Через несколько дней после того, как нас отделили от остальных заключенных, мертвую тишину нашего блока нарушило появление комиссии, состоявшей из нескольких офицеров. Вновь прибывшие ходили по камерам. До меня доносились отдельные слова, но смысла я не мог разобрать. Наконец открыли дверь моей камеры и мне без всяких объяснений вручили отпечатанную копию обвинительного заключения. Так закончилось предварительное расследование – начинался процесс. Я наивно полагал, что каждому из нас предъявят индивидуальные обвинения. Теперь же выяснилось, что нас всех без исключения обвиняют в чудовищных преступлениях, перечисленных в предъявленном документе. Прочитав его, я впал в отчаяние, которое, впрочем, не помешало мне выработать линию поведения на процессе: не думать о своей дальнейшей судьбе, не бороться за жизнь, взять на себя всю полноту ответственности. Несмотря на возражения моего адвоката и колоссальное нервное напряжение, я твердо придерживался принятого решения.

Под впечатлением предъявленных обвинений я написал жене: «Я вынужден считать свою жизнь завершенной. Только в этом случае я могу обставить финал так, как считаю необходимым… Я должен выступить на суде как министр рейха, а не как частное лицо. Я не имею права принимать во внимание вашу и свою судьбу. Мое единственное желание – чтобы мне хватило сил не отступиться от своего решения. Как ни странно, мое настроение улучшается, когда я оставляю все надежды, но меня сразу охватывают нервозность и растерянность, как только я думаю, что у меня есть шанс… Быть может, благодаря такой позиции я еще раз помогу немецкому народу.

Надеюсь, я смогу достичь своей цели. Мало кто здесь ведет себя так, как я»[343].

В те дни тюремный психолог Гилберт ходил по камерам с копией обвинительного заключения и просил обвиняемых написать свои замечания. Прочитав уклончивые или надменные комментарии многих обвиняемых, я, к изумлению Гилберта, написал: «Этот процесс необходим. Даже в авторитарном государстве должна быть коллективная ответственность за столь ужасные преступления».

В течение десяти месяцев процесса я не отступал от принятого решения и поныне считаю это самым смелым поступком в своей жизни.

Наряду с обвинительным заключением нам вручили длинный список немецких адвокатов, из которых мы могли выбрать себе защитника или выдвинуть свою кандидатуру. Как я ни напрягал память, так и не сумел вспомнить ни одного адвоката. Фамилии в списке были мне совершенно не знакомы, так что я предоставил выбор суду.
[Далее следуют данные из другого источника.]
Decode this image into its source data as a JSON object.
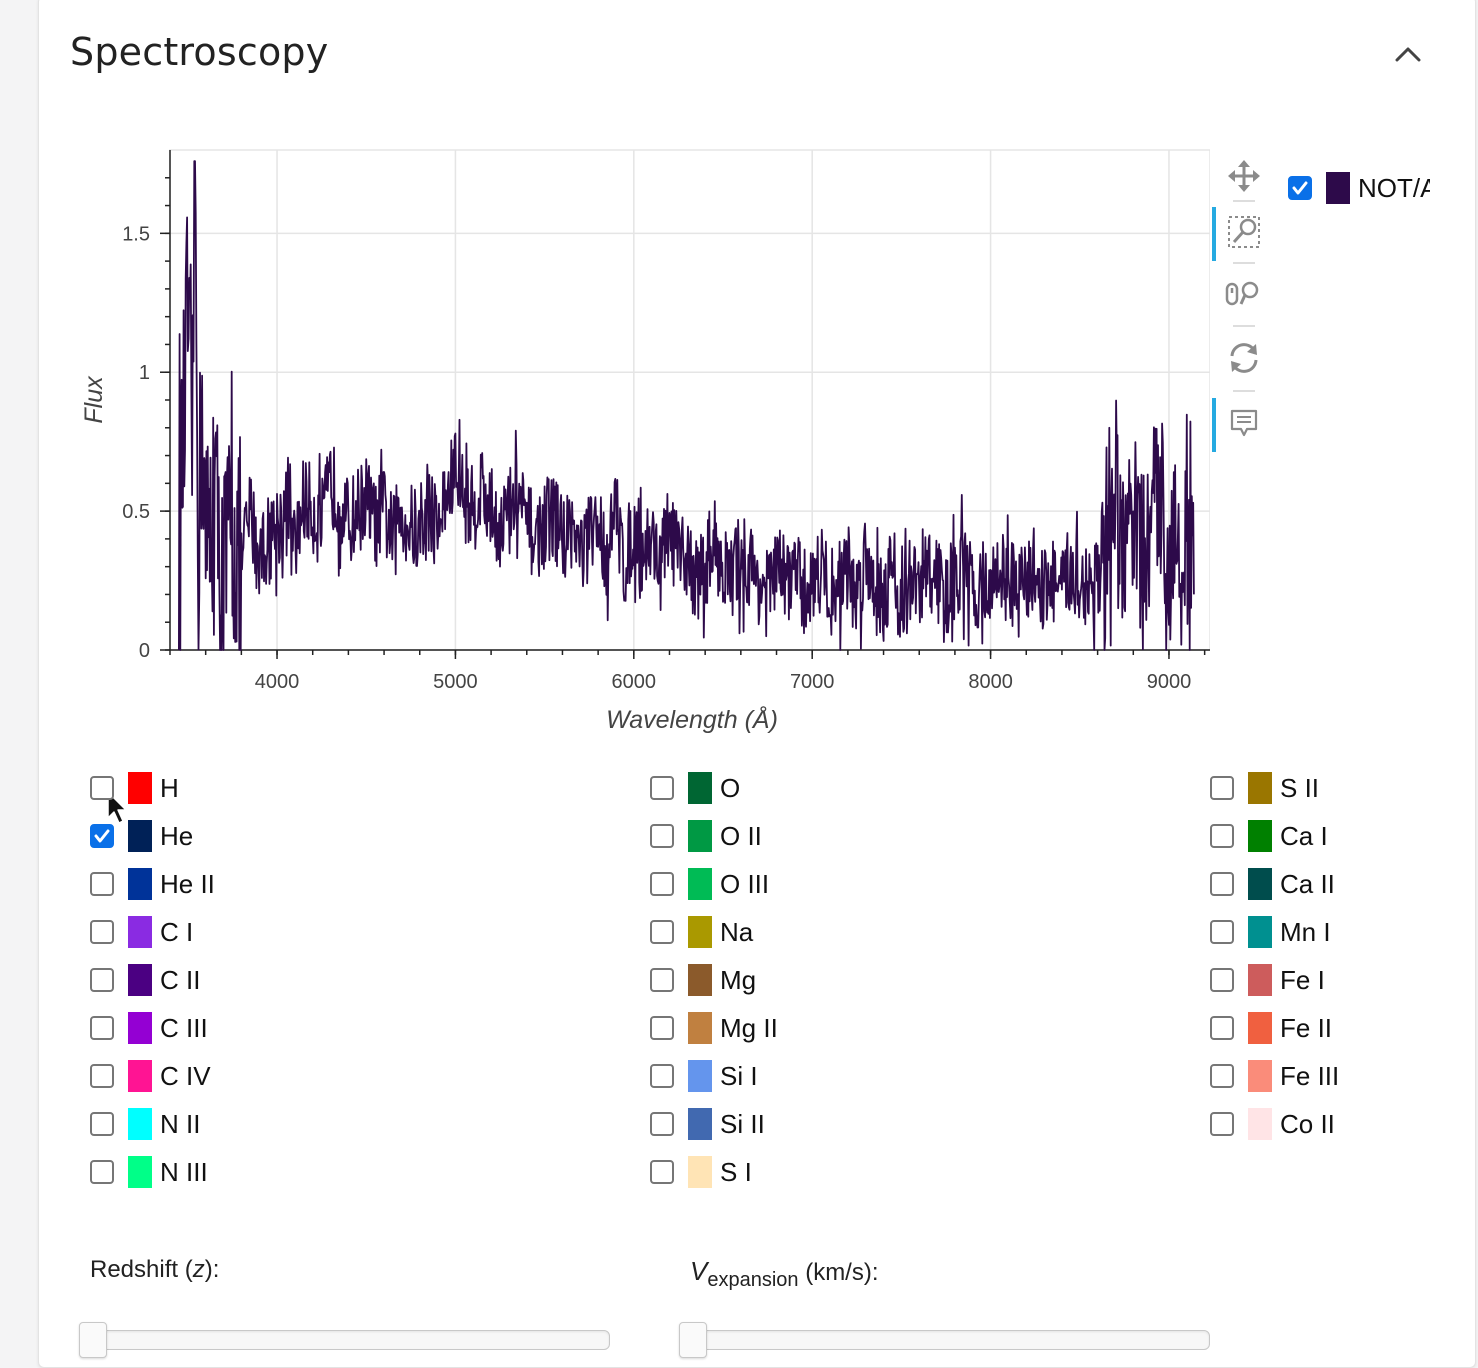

Несколько дней спустя меня привели в одно из помещений на первом этаже Дворца правосудия. Из-за стола поднялся худощавый мужчина в очках с толстыми линзами и тихо произнес: «Если вы согласны, я буду защищать вас. Я доктор Ганс Флекснер из Берлина». У него были добрые глаза и приятные манеры. При обсуждении различных пунктов обвинения он проявил здравомыслие и беспристрастность. Под конец он вручил мне бланк заявления со словами: «Возьмите и подумайте, подхожу ли я вам в качестве адвоката». Я тут же подписал бумагу и ни разу не пожалел об этом. На процессе Флекснер вел себя осмотрительно и тактично, однако гораздо большее значение имело его сочувствие ко мне. За десять месяцев процесса нас связали дружеские чувства, не прервавшиеся по сей день.

Во время предварительного следствия тюремное начальство всячески препятствовало общению между заключенными, но теперь пошло на некоторые послабления. Мы чаще сталкивались в тюремном дворе, где могли поговорить без надзора охранников. Во время прогулок бесконечно обсуждалось одно и то же: процесс, обвинения, юридическая неправомочность Международного трибунала; выражалось негодование по поводу условий содержания в тюрьме. Среди двух десятков обвиняемых нашелся лишь один, разделявший мою точку зрения: только с Фриче я мог детально обсуждать принцип ответственности. Правда, позже с некоторым пониманием к моему мнению отнесся Зейсс-Инкварт. Любой разговор с остальными оказывался бесполезным и утомительным. Мы говорили на разных языках.

И по другим проблемам наши мнения расходились. Один из самых важных вопросов: в каком свете представлять гитлеровский режим на процессе? Геринг, весьма сдержанно относившийся к некоторым сторонам режима, считал, что мы должны попытаться реабилитировать Гитлера. Единственная наша надежда, уверял он, использовать процесс для создания положительного образа Третьего рейха. Я же полагал, что обманывать немецкий народ неэтично и опасно, поскольку это затруднит возрождение нации. Только правда может ускорить процесс освобождения от прошлого.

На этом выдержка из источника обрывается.